On behalf of the defendant it is shown that in that locality such pipe and screen will become useless in from three' to five' years, and that their removal and replacement will be practically an impossibility. On behalf of the plaintiff there is testimony that the life of such pipe might extend to fifteen years. The plaintiff as a witness expressed the opinion, also, that the pipe could be removed and replaced, if necessary. The method described by him involved the use of special appliances for that purpose. The method proposed would require the rimming out of the dirt surrounding the pipe, and thus removing the pressure therefrom. The plaintiff himself had no such special appliances, and they do not seem to be in ordinary use, or ordinarily available to the defendant. The plaintiff would not venture an estimate of the cost of such a performance. The testimony for the defendant tends to show that such a method would cost at least one-half of the original cost of the well.

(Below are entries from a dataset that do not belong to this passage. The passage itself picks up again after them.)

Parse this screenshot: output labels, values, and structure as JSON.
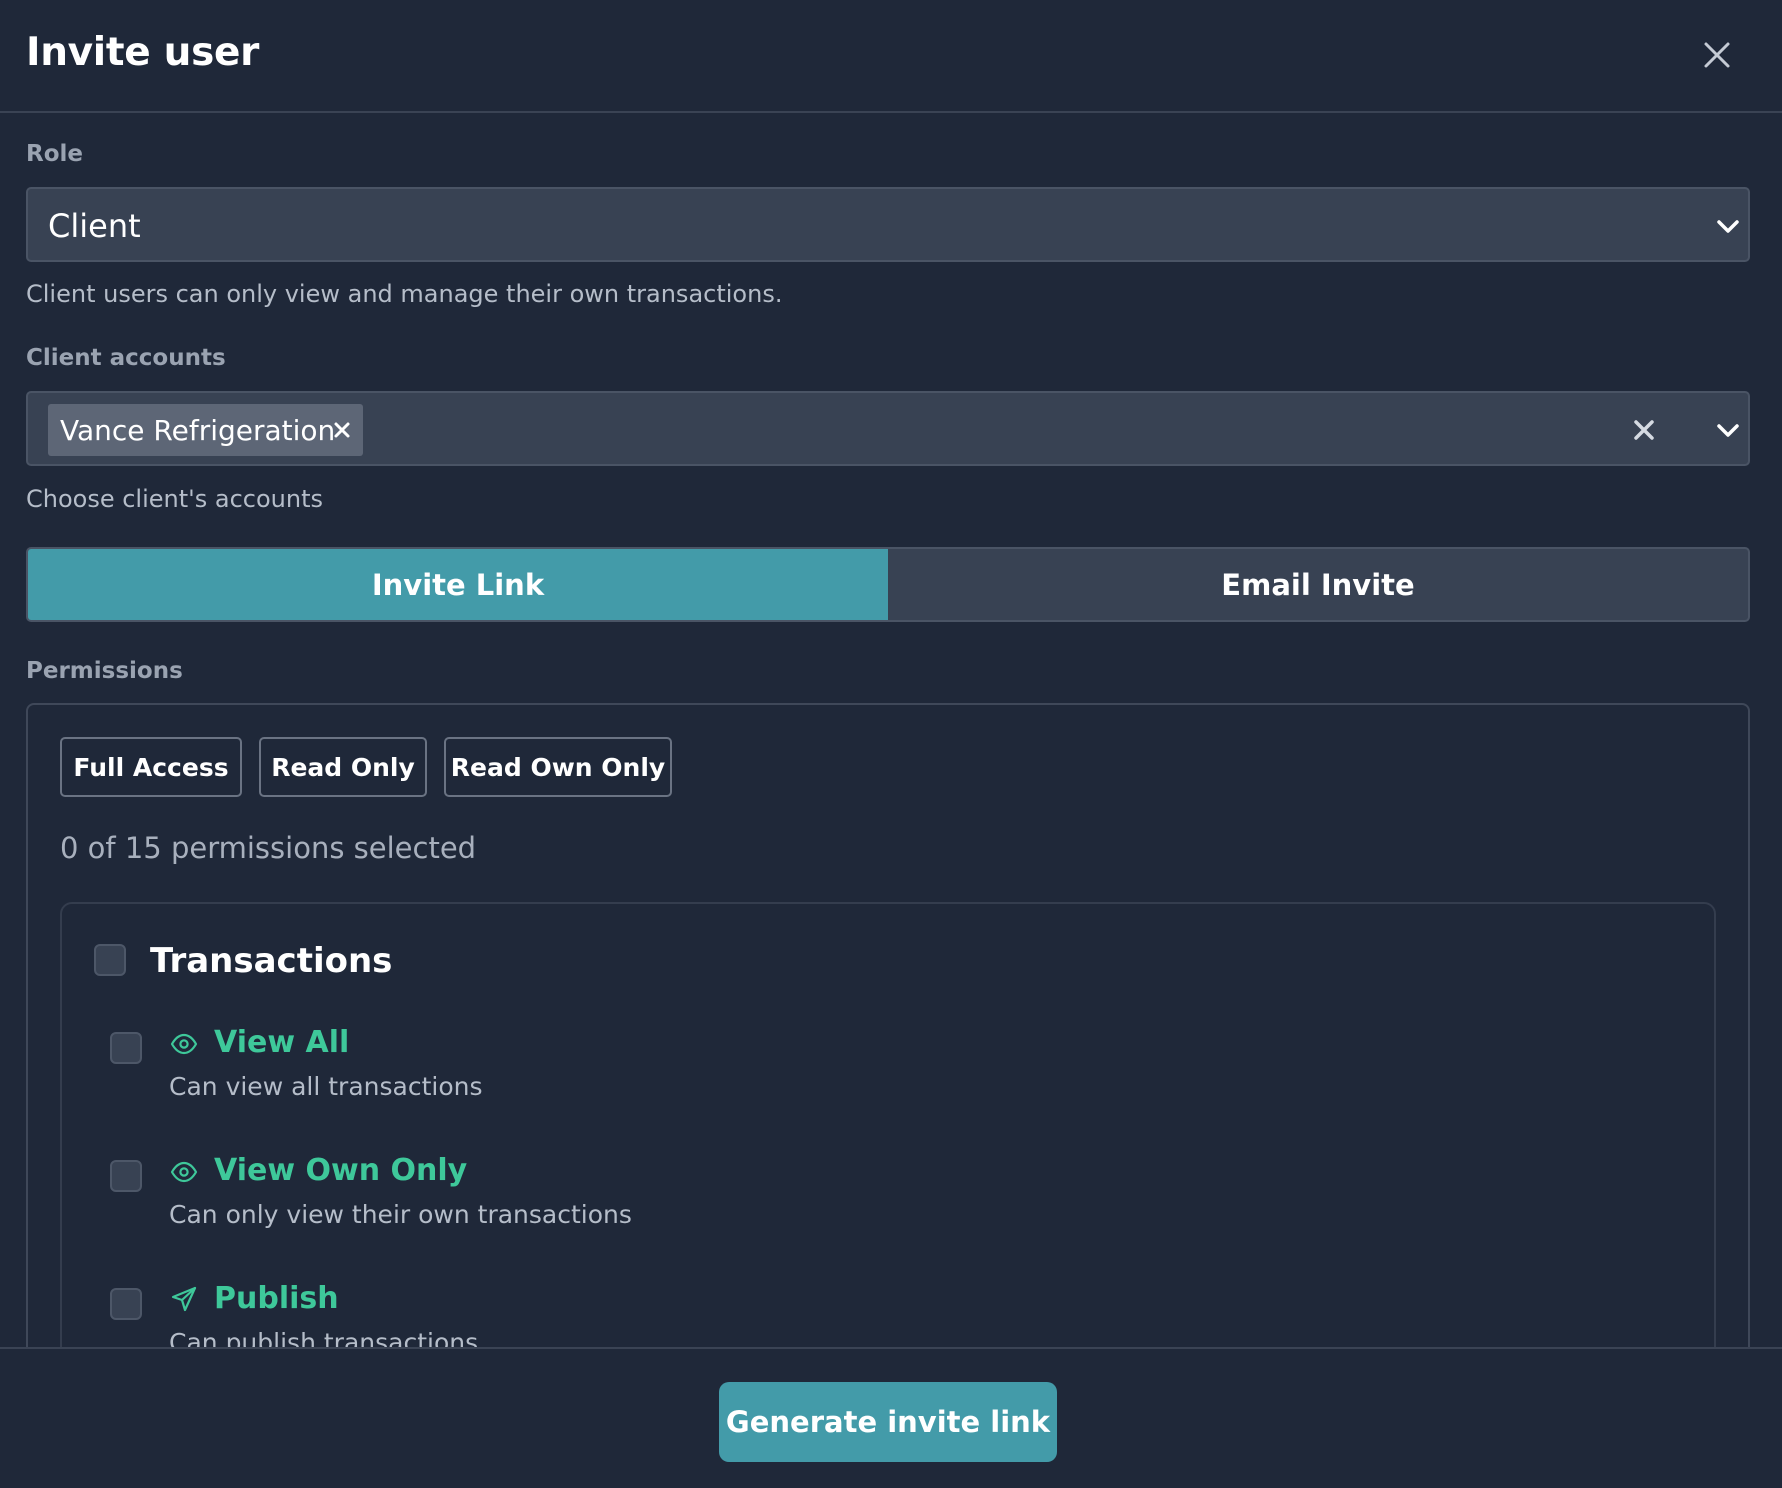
{
  "dialog": {
    "title": "Invite user"
  },
  "role": {
    "label": "Role",
    "value": "Client",
    "help": "Client users can only view and manage their own transactions."
  },
  "client_accounts": {
    "label": "Client accounts",
    "selected": [
      "Vance Refrigeration"
    ],
    "help": "Choose client's accounts"
  },
  "invite_tabs": [
    {
      "label": "Invite Link",
      "active": true
    },
    {
      "label": "Email Invite",
      "active": false
    }
  ],
  "permissions": {
    "label": "Permissions",
    "presets": [
      "Full Access",
      "Read Only",
      "Read Own Only"
    ],
    "count_text": "0 of 15 permissions selected",
    "groups": [
      {
        "title": "Transactions",
        "items": [
          {
            "name": "View All",
            "description": "Can view all transactions",
            "icon": "eye-icon"
          },
          {
            "name": "View Own Only",
            "description": "Can only view their own transactions",
            "icon": "eye-icon"
          },
          {
            "name": "Publish",
            "description": "Can publish transactions",
            "icon": "send-icon"
          }
        ]
      }
    ]
  },
  "footer": {
    "primary_label": "Generate invite link"
  },
  "colors": {
    "background": "#1f2839",
    "accent": "#439ba9",
    "permission_green": "#3ec89a"
  }
}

We think the circumstances attending the construction of this well confirm the contention of the defendant. After the alleged completion of the well, the plaintiff undertook to test the same. According to his own testimony, the screen put in by him was twice broken by the pressure of the pump. The manner of repair is not indicated in the record. He continued his tests at intervals for four months. The water produced was full of sand and mud, so that the “leathers” of the pump *251were cut and destroyed daily, and were as frequently replaced. Such, condition of the water continued up to the forenoon of the last day of plaintiff’s test. The plaintiff contends, however, that later in such day the water cleared up. Samples of the same were saved in a bottle and were produced in the1 trial below. These are not before us. We must assume that these samples were reasonably clear. It is the contention of the defendant that the water was full of sand and mud at all times.

It is not easily credible to us that there could have been so sudden a change without some apparent cause for it. In any event, it seems clear upon this record that the lower eighty-three feet and the gas pipe therein can serve only a temporary purpose. When its efficiency ceases it cannot be removed or replaced by any means reasonably available to defendant. Its use was not a compliance with the terms of the contract. The defendant was entitled to have the four and one-half-inch easing go down to the proper vein. This was essential to the permanency of the well. It was an express stipulation of the contract, and was its very substance. Not only so, but during the progress of the work the defendant objected to the substitution of the two-inch gas pipe, and insisted that the four and one-half-inch easing be put down. The plaintiff, according to his own testimony, offered to put down the four and one-half-inch casing if the defendant would waive the guaranty as to the quantity of water to be produced. It need not be said that the plaintiff had no right to attach such a condition to the performance of his work.

We see no escape from the conclusion that the plaintiff has not substantially complied with the requirements of his contract, and for such reason is not entitled to maintain this action. Whether he may hereafter finish his performance, and thus mature a cause of action, is a question not involved herein. The decree in his favor must be reversed, and his petition must be dismissed. It is so ordered. — Reversed.

Ladd, C. J., and Weaver and Preston, JJ., concurring.